Broadly neutralizing antibodies are seen as the key to combating rapidly mutating foes such as HIV. (See “Defeating the Virus” here.) The problem is that these antibodies only occur in about 20 to 30 percent of people infected with HIV, and can take two to four years to develop, says pathologist Neil Greenspan of Case Western University who was not involved in the llama research. McCoy, Weiss, and their colleagues first described these llama-derived antibodies in 2012, and in a December 2014 paper reported that multiple immunized llamas could make broadly neutralizing antibodies against HIV (PLOS Pathogens, 10: e1004552, 2014). Generating these powerful reagents by immunization rather than infection could help design a better HIV vaccine. “We now know there is a vertebrate immune system that can reproducibly produce the kind of anti-HIV antibodies we need,” McCoy wrote in an e-mail.

LLAMA AGAINST AIDS: A 3-D model of an anti-HIV llama antibodyCOURTESY OF THEO VERRIPSVerrips and others who work with llama antibodies are excited about the many potential applications of the molecules in the treatment and diagnosis of HIV and other diseases. “Llama antibodies are very good to combat viruses in general, not just HIV,” Verrips says. Greenspan says it could be difficult to use llama antibodies directly, as they would have to be adjusted to prevent a human immune response to the foreign protein, but Arbabi says the molecules are in fact quite similar to human heavy chains.

Already, llama antibodies have improved HIV structural studies by binding to the virus and thus making it more rigid and easier to crystallize. Other applications for the antibodies include using them as imaging agents, including two designed by Verrips and his colleagues to detect breast cancer that will be tested in the clinic this year; as therapeutic agents that can cross the blood-brain barrier; as a lung cancer treatment, L-DOS47, developed by Arbabi and colleagues at the NRC; and as a quick and PCR-free HIV diagnostic test that is being developed by British researchers.

Weiss and Verrips say they’re most excited about the llama antibodies’ potential as a vaginal gel microbicide to prevent HIV infection during sex.
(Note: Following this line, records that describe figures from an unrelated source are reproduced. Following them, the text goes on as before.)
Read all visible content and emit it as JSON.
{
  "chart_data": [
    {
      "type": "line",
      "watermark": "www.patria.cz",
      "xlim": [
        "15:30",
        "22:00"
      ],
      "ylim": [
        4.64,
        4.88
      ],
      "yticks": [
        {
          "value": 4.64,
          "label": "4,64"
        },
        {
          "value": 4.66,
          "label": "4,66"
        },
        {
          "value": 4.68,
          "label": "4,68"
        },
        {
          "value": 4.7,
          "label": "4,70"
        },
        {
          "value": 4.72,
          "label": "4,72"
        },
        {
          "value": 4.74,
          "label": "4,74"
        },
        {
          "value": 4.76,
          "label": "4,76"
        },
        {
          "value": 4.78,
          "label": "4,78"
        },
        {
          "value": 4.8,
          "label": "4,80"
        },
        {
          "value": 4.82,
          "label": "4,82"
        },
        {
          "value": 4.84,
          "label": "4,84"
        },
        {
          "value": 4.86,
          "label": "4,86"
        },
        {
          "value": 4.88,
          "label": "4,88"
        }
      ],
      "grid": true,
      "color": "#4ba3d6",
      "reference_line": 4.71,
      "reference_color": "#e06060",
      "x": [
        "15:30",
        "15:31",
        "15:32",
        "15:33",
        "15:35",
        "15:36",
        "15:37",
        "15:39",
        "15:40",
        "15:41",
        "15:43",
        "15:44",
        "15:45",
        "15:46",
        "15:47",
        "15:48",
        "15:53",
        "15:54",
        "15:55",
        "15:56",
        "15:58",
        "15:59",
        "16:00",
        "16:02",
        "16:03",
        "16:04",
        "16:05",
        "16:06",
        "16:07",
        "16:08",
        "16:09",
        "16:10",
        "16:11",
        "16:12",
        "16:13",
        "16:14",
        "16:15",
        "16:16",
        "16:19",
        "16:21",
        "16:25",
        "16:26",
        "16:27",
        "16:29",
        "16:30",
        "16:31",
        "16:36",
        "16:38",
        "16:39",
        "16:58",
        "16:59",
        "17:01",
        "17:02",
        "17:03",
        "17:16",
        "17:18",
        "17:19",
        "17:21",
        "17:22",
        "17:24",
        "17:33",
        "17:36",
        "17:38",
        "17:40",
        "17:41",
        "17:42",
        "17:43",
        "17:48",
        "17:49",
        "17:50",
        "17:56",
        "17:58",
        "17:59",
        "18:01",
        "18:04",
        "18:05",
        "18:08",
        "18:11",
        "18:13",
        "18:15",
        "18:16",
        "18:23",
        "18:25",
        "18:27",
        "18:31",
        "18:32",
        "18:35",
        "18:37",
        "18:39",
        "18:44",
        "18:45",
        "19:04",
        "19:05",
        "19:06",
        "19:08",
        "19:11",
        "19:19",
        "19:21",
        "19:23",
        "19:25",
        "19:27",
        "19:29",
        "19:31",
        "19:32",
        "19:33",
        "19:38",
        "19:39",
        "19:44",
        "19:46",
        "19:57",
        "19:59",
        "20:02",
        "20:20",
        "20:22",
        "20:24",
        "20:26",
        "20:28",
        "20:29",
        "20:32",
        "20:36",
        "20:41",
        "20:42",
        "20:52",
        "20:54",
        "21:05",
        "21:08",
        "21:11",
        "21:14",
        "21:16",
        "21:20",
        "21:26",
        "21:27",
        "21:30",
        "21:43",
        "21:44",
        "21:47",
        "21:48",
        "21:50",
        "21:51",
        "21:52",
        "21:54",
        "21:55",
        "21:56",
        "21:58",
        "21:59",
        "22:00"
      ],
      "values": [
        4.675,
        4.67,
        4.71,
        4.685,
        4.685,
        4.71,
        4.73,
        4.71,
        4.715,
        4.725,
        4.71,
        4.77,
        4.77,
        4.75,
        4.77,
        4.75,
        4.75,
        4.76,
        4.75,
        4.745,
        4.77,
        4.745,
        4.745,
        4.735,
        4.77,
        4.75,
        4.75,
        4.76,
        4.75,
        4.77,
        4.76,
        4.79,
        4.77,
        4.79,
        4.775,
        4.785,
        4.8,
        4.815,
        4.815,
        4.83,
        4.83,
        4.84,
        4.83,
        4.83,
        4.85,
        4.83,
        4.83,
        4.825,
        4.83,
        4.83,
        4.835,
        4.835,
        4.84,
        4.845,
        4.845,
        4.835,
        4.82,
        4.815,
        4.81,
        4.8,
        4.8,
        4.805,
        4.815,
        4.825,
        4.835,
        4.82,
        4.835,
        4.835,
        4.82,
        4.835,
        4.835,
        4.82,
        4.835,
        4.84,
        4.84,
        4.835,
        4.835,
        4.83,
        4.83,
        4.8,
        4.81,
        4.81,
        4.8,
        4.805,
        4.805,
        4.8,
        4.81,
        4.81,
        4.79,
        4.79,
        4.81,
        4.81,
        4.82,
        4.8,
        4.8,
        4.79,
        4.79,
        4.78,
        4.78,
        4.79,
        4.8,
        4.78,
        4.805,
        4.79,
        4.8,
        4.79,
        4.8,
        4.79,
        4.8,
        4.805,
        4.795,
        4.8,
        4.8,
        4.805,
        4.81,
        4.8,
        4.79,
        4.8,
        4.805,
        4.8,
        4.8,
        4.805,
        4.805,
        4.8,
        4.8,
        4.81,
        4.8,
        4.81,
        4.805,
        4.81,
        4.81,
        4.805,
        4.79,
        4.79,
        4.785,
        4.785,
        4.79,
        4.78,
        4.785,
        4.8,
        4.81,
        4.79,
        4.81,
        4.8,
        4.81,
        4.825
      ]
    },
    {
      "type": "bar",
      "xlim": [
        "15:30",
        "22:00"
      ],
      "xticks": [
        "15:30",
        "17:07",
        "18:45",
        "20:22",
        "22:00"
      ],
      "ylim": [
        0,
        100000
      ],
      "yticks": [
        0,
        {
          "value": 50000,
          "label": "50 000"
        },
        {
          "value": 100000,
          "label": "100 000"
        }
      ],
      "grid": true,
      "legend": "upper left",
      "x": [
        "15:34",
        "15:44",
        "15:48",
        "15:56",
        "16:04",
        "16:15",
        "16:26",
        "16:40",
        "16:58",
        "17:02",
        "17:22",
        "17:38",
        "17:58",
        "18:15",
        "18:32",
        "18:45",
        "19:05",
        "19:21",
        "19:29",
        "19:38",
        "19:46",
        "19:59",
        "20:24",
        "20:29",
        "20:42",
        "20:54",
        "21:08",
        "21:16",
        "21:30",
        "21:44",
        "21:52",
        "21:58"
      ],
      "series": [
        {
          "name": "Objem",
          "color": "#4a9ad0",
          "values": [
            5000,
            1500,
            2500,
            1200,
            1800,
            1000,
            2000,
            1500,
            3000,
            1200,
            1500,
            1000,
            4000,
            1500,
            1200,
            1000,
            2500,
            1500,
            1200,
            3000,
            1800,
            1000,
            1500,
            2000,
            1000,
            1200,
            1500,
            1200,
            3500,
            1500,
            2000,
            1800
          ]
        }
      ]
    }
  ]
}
The antibodies’ relative pH insensitivity could be useful in maintaining the gel’s efficacy in both the acidic vagina and alkaline ejaculate. Researchers in France are currently testing the gel in animals. Weiss hopes that these and other experiments will maintain the research community’s interest in the many fascinating and useful properties of llama antibodies. “Theo and I are . . . hoping a new generation of scientists will pick this up and run with it,” he says.